Now, let's write a function that uses our play_game function, plays it some N number of times based on the input, logs the result to a list and returns that list.

In [1211]:
def play_game_n_times(n, contestant, possible_outcomes):
    result_list = []
    while len(result_list) < n:
        result_list.append(play_game(contestant, possible_outcomes))
    return result_list

Let's make sure this function is working correctly by printing out the result of playing the game 10 times:

In [1212]:
ten_results = play_game_n_times(10, always_switches, possible_outcomes)
for result in ten_results:
    print(result)

False
False
True
False
True
True
True
False
True
False


Fantastic! Now, let's simulate playing the game 1,000 times for both of our options: always switching and never switching, using both the Contestants we instantiated earlier.

In [1213]:
one_thousand_switches = play_game_n_times(1000, always_switches, possible_outcomes)
one_thousand_stays = play_game_n_times(1000, never_switches, possible_outcomes)

Each of these variables contains a list of 1,000 results of playing the game.
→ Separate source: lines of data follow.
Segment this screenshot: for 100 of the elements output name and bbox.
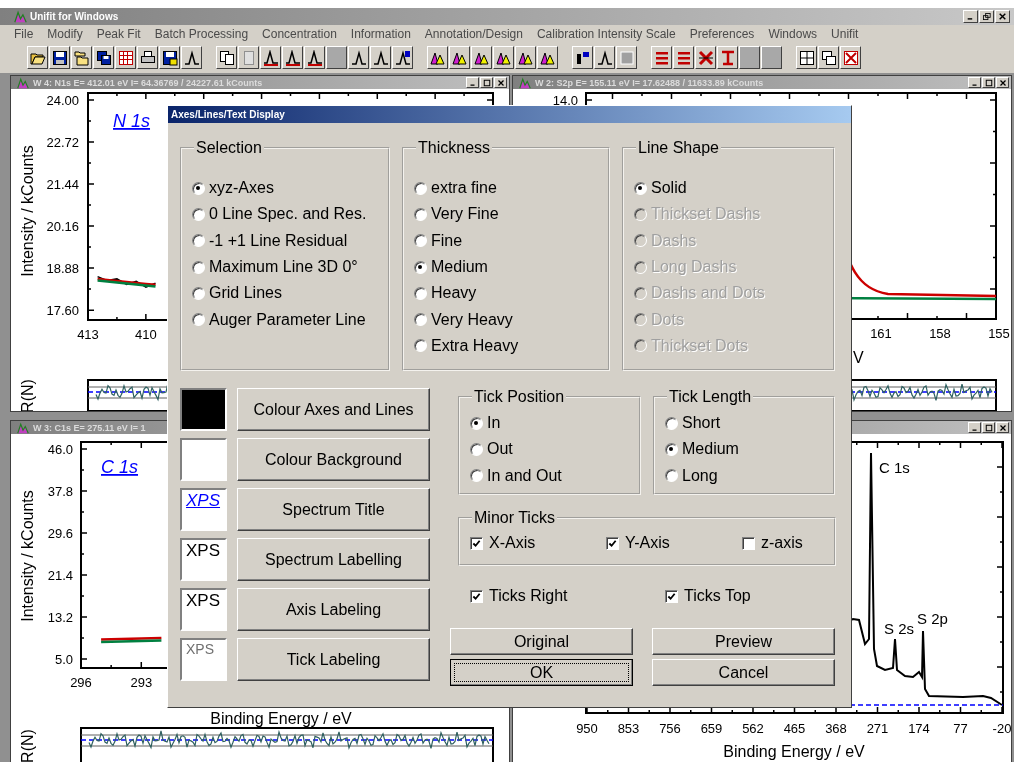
option-label: Extra Heavy [431, 336, 519, 355]
option-label: Solid [651, 179, 687, 198]
group-label: Thickness [417, 139, 492, 157]
menu-item[interactable]: Modify [47, 26, 83, 41]
window-title: W 2: S2p E= 155.11 eV I= 17.62488 / 11633.89 kCounts [535, 77, 764, 88]
tick-label: 29.6 [47, 526, 73, 541]
style-button[interactable]: Spectrum Labelling [237, 538, 430, 581]
style-button[interactable]: Spectrum Title [237, 488, 430, 531]
text-sample: XPS [180, 638, 227, 681]
axis-label: V [853, 349, 864, 366]
menu-item[interactable]: Preferences [689, 26, 755, 41]
option-label: Heavy [431, 284, 477, 303]
tick-label: 271 [866, 721, 889, 736]
menu-item[interactable]: Information [350, 26, 411, 41]
tick-label: 296 [70, 675, 92, 690]
axis-label: Intensity / kCounts [19, 490, 36, 622]
menu-item[interactable]: Concentration [262, 26, 337, 41]
option-label: Very Heavy [431, 310, 513, 329]
menu-item[interactable]: Unifit [831, 26, 859, 41]
option-label: xyz-Axes [209, 179, 274, 198]
menu-item[interactable]: File [14, 26, 34, 41]
group-label: Selection [195, 139, 263, 157]
tick-label: 413 [77, 327, 99, 342]
tick-label: 21.4 [47, 568, 73, 583]
style-button[interactable]: Axis Labeling [237, 588, 430, 631]
dialog-button[interactable]: OK [450, 659, 633, 686]
tick-label: 37.8 [47, 484, 73, 499]
axis-label: R(N) [19, 379, 36, 411]
menu-item[interactable]: Batch Processing [154, 26, 249, 41]
group-label: Tick Length [668, 388, 753, 406]
style-button[interactable]: Tick Labeling [237, 638, 430, 681]
tick-label: 562 [742, 721, 764, 736]
text-sample: XPS [180, 538, 227, 581]
tick-label: 13.2 [47, 610, 73, 625]
style-button[interactable]: Colour Axes and Lines [237, 388, 430, 431]
option-label: extra fine [431, 179, 497, 198]
tick-label: -20 [992, 721, 1011, 736]
option-label: Long [682, 466, 718, 485]
tick-label: 410 [135, 327, 157, 342]
checkbox-label: z-axis [761, 534, 803, 552]
tick-label: 20.16 [46, 219, 79, 235]
axis-label: Intensity / kCounts [19, 145, 36, 277]
menu-item[interactable]: Annotation/Design [424, 26, 523, 41]
option-label: -1 +1 Line Residual [209, 231, 348, 250]
app-title: Unifit for Windows [30, 11, 120, 22]
group-label: Line Shape [637, 139, 720, 157]
axis-label: Binding Energy / eV [210, 710, 352, 727]
tick-label: 158 [929, 326, 951, 341]
option-label: Auger Parameter Line [209, 310, 366, 329]
dialog-button[interactable]: Original [450, 628, 633, 655]
tick-label: 21.44 [46, 177, 79, 192]
menu-item[interactable]: Peak Fit [96, 26, 141, 41]
axis-label: R(N) [19, 729, 36, 762]
option-label: Medium [431, 258, 488, 277]
dialog-button[interactable]: Cancel [652, 659, 835, 686]
tick-label: 14.0 [552, 93, 578, 108]
tick-label: 22.72 [46, 134, 79, 150]
checkbox-label: Y-Axis [625, 534, 670, 552]
group-label: Minor Ticks [473, 509, 556, 527]
option-label: In and Out [487, 466, 562, 485]
spectrum-title: N 1s [113, 111, 150, 131]
dialog-button[interactable]: Preview [652, 628, 835, 655]
style-button[interactable]: Colour Background [237, 438, 430, 481]
option-label: Very Fine [431, 205, 499, 224]
option-label: In [487, 414, 501, 433]
tick-label: 659 [700, 721, 723, 736]
tick-label: 950 [576, 721, 598, 736]
menu-item[interactable]: Calibration Intensity Scale [536, 26, 676, 41]
tick-label: 756 [659, 721, 681, 736]
window-title: W 3: C1s E= 275.11 eV I= 1 [33, 422, 146, 433]
tick-label: 155 [988, 326, 1010, 341]
tick-label: 853 [617, 721, 640, 736]
text-sample: XPS [180, 588, 227, 631]
option-label: Short [682, 414, 721, 433]
tick-label: 17.60 [46, 303, 79, 319]
window-title: W 4: N1s E= 412.01 eV I= 64.36769 / 24227.61 kCounts [33, 77, 263, 88]
option-label: Maximum Line 3D 0° [209, 258, 358, 277]
checkbox-label: X-Axis [489, 534, 536, 552]
option-label: Grid Lines [209, 284, 282, 303]
spectrum-title: C 1s [101, 457, 138, 477]
option-label: 0 Line Spec. and Res. [209, 205, 367, 224]
axis-label: Binding Energy / eV [723, 743, 865, 760]
tick-label: 465 [783, 721, 806, 736]
peak-label: C 1s [879, 459, 910, 476]
tick-label: 46.0 [47, 442, 73, 457]
tick-label: 5.0 [54, 652, 73, 667]
tick-label: 18.88 [46, 261, 79, 277]
option-label: Medium [682, 440, 739, 459]
option-label: Fine [431, 231, 463, 250]
tick-label: 293 [130, 675, 153, 690]
text-sample: XPS [180, 488, 227, 531]
option-label: Out [487, 440, 513, 459]
dialog-title: Axes/Lines/Text Display [171, 109, 285, 120]
tick-label: 174 [908, 721, 930, 736]
checkbox-label: Ticks Top [684, 587, 751, 605]
menu-item[interactable]: Windows [768, 26, 818, 41]
checkbox-label: Ticks Right [489, 587, 568, 605]
peak-label: S 2s [884, 620, 914, 637]
tick-label: 24.00 [46, 92, 79, 108]
tick-label: 161 [870, 326, 892, 341]
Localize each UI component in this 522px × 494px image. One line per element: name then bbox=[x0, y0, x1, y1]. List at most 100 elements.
Let's count them up and print out the results:

In [1214]:
switch_wins = 0
switch_losses = 0

stay_wins = 0
stay_losses = 0

for result in one_thousand_switches:
    if result:
        switch_wins += 1
    else:
        switch_losses += 1
        
for result in one_thousand_stays:
    if result:
        stay_wins += 1
    else:
        stay_losses += 1
        
print("Number of switch wins: {}".format(switch_wins))
print("Number of switch losses: {}".format(switch_losses))

print("Number of stay wins: {}".format(stay_wins))
print("Number of stay losses: {}".format(stay_losses))

Number of switch wins: 643
Number of switch losses: 357
Number of stay wins: 335
Number of stay losses: 665


At this point I think it's safe to say we've established a pretty clear pattern. Switching is clearly the winning strategy, winning about 2/3 the time, (666/1000) and not switching the contestant only wins about 1/3 of the time (333/1000).